Dollar Falls as Fed Needs More Evidence for December Rate Hike

Updated on
  • Greenback weakens for fourth day, longest streak since July
  • Looming election discourages investors from taking big risks

The dollar dropped, extending the longest losing streak since July, as currency traders seeking a clearer signal that Federal Reserve policy makers are determined to raise rates this year were left disappointed.

The greenback weakened against most of its major peers, led by the kiwi and the rand, as the central bank left its key interest-rate target unchanged and said officials want further evidence before tightening monetary policy next month. Investors are also coping with uncertainty just six days before the tightening U.S. presidential election and two days before the October employment report.

“The risks are skewed to a softer dollar” against the euro, yen and Swiss franc, before the election, said Bipan Rai, senior foreign-exchange and macro strategist in Toronto at Canadian Imperial Bank of Commerce. “Markets were expecting an explicit signal, and it doesn’t look like the Fed was comfortable sending that message a week before the election.”

The dollar has fallen 2.5 percent this year as Fed officials have held off from raising interest rates on concerns ranging from Brexit to lackluster global growth.  While the Fed officials said they are confident that inflation is on track to reach their 2 percent target, foreign-exchange strategists said the central-bank statement remained in line with recent policy-makers’ comments.
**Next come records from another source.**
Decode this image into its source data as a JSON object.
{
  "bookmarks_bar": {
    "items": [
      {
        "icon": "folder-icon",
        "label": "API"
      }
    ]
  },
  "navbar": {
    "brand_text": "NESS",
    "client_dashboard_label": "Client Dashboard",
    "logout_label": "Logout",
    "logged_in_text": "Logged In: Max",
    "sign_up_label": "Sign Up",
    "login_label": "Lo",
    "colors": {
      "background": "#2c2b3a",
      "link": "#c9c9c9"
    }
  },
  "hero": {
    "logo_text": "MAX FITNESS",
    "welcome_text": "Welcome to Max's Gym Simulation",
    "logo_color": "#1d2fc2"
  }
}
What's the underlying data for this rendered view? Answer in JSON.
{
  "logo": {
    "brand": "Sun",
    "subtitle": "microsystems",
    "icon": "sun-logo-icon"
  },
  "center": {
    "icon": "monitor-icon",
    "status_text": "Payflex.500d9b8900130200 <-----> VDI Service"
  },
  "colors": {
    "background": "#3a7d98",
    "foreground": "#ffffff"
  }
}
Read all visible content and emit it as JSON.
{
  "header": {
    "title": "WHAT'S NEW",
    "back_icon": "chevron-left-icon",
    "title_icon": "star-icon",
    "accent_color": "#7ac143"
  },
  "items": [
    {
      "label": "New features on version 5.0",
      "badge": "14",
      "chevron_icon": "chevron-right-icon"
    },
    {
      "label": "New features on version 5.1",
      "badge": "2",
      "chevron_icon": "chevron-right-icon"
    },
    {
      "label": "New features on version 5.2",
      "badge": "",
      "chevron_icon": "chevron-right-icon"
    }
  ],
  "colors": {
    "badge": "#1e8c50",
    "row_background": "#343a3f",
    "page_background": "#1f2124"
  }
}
The Bloomberg Dollar Spot Index fell 0.2 percent in New York, its fourth straight decline. The greenback declined 0.4 percent to $1.1098 per euro and dropped 0.8 percent to 103.30 yen.

Fed Watch

Regardless of when the Fed moves, dollar bulls face the prospect of the slowest and shallowest tightening cycle in recent history, based on the market for overnight index swaps, which reflect expectations for the fed funds effective rate. The contracts imply the rate will rise to about 0.96 percent in three years from 0.41 percent now -- essentially just two hikes during the next 36 months.

“It makes the case for gradual rate hikes -- and tees up December nicely,” said Shaun Osborne, chief foreign-exchange strategist in Toronto at Bank of Nova Scotia. “For now, the markets will revert to watching headlines and news on the election. That may leave the dollar trading somewhat defensively in the near term.”

The decision to forgo a rate increase had been widely expected owing to the proximity of next week’s election and the lack of a scheduled news briefing after this meeting. Now the focus will shift to the FOMC’s Dec. 13-14 gathering.

Hedge funds and other speculators are among those with the most at risk. They’ve been betting on dollar gains since May, with bets that the dollar would rise outnumbered bearish positions by 189,087 contracts in the week ended Oct. 25, according to data from the Commodity Futures Trading Commission.

“The dollar is biased to underperform," said Robert Tipp, chief investment strategist in Newark, New Jersey, for the fixed-income division of Prudential Financial Inc. "We’re captive to the polls, the news flow, and the projection of the election outcome."